| BLACK KEYS & ARCTIC MONKEYS | Os concertos no Alive

CONSERVADOR

Black Keys em Lisboa (2012)

Black Keys em Lisboa (2012)

Terminou este sábado mais uma edição do festival Alive, em Lisboa. À distância de milhares de quilómetros, ainda esperámos que a RTP – estação oficial do evento – levasse mais longe a transmissão de alguns dos concertos que proporcionou aos portugueses que não tiveram “possibilidades” de marcar presença em Algés. Mas não. Seguimos a par e passo, de forma indireta, o que foi acontecendo em Algés. Fosse através de “correspondentes” no local, munidos de ligação permanente às redes sociais, fosse através das reportagens – na larga maioria bastante limitadas – dos meios de comunicação ali destacados e que pareceram mais interessados em citar as marcas comerciais presentes do que em nomear e discorrer umas palavras sobre as atuações. Sem muito para dizer, exceto o que está mais abaixo nesta página e que vale a pena espreitar nem que seja para contradizer, deixamos dois dos concertos completos disponíveis no Youtube dos vários que a RTP transmitiu. Com álbum novo ainda bem fresco e repleto de falsetes, os Black Keys – de regresso ao nosso país após a estreia tardia em 2012 (de onde vem a foto) – foram conservadores e apostaram numa “playlist” de êxitos de outros discos, tocando algo de “Turn Blue” apenas ao sexto tema. Curiosa ainda a forma como o público pediu o encore a Pat Carney e Dan Auerbach: entoando… White Stripes.

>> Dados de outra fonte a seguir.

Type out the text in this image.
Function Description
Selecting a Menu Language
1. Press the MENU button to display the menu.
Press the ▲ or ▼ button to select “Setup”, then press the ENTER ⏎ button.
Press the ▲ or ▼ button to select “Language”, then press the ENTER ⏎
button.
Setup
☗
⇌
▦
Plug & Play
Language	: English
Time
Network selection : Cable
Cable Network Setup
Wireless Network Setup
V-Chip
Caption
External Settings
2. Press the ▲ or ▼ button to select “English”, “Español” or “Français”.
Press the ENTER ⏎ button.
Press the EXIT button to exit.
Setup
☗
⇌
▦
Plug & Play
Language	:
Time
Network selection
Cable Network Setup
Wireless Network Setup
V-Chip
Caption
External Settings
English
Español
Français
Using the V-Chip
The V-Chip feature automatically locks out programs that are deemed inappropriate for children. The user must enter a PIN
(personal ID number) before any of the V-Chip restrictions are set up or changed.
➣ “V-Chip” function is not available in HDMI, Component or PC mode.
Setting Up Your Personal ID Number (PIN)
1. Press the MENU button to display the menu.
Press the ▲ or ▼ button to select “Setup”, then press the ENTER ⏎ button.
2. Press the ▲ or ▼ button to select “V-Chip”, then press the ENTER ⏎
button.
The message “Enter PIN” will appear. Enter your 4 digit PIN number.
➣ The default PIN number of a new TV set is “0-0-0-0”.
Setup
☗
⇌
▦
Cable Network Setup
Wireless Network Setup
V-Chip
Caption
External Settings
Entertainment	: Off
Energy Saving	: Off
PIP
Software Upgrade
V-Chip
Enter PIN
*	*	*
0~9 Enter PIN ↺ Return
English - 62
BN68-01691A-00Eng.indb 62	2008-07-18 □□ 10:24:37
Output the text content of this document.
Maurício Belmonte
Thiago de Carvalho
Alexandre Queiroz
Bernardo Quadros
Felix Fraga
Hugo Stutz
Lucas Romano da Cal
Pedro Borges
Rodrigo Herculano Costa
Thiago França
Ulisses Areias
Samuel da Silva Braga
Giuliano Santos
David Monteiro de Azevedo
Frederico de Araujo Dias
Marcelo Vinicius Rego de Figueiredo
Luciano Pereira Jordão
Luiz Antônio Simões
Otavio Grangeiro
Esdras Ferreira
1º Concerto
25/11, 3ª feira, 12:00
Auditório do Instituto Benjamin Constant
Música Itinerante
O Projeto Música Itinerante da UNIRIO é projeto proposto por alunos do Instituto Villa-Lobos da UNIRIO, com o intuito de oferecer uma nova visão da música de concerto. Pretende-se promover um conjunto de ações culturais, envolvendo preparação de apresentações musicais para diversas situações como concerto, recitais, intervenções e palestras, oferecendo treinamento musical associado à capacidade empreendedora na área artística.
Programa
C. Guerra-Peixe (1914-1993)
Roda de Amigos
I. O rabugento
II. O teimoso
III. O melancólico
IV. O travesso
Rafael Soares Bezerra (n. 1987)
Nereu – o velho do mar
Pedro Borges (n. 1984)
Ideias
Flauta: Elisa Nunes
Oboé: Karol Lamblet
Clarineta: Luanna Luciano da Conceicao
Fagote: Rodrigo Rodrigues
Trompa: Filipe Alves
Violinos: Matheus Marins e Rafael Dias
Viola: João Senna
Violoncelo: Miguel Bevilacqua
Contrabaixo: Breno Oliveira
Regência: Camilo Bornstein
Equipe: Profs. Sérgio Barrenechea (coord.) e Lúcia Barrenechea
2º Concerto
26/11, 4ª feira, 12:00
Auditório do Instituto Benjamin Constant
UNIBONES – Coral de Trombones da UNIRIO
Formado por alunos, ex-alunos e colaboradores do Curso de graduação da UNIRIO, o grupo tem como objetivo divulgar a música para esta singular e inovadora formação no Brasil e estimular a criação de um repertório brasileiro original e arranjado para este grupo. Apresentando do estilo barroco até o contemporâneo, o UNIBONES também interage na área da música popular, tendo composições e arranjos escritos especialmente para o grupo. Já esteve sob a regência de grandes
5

Mais abaixo, ver também o concerto dos Arctic Monkeys

Ouvimos dizer que os Arctic Monkeys estiveram uns furos abaixo do habitual, mas o vídeo que aqui apresentamos revela uma banda igual a si própria olhando aos vários concertos que desde 2007 os “macacos do Ártico” têm dado no nosso país. Nada escutámos dos Interpol (o que pode ser revelador dado o que aqui escrevemos há uns dias). No derradeiro dia, os Libertines tiveram pouco público – o que não nos surpreende uma vez que nunca percebemos esta escolha para cabeça de cartaz. Dos menos conhecidos, destaque para os The Last Internationale, que neste regresso a Portugal arriscaram mesmo uma versão de Zeca Afonso durante um concerto que nos garantem foi muito bom – como aliás, já esperávamos. Só estranhou que demorassem tanto tempo a ser convidados para um palco destas dimensões. Os Bastille, no terceiro dia, colocaram em palco uma bandeira do Sporting (estamos à espera de saber porquê) e viram o final do concerto antecipado (revelação dos próprios).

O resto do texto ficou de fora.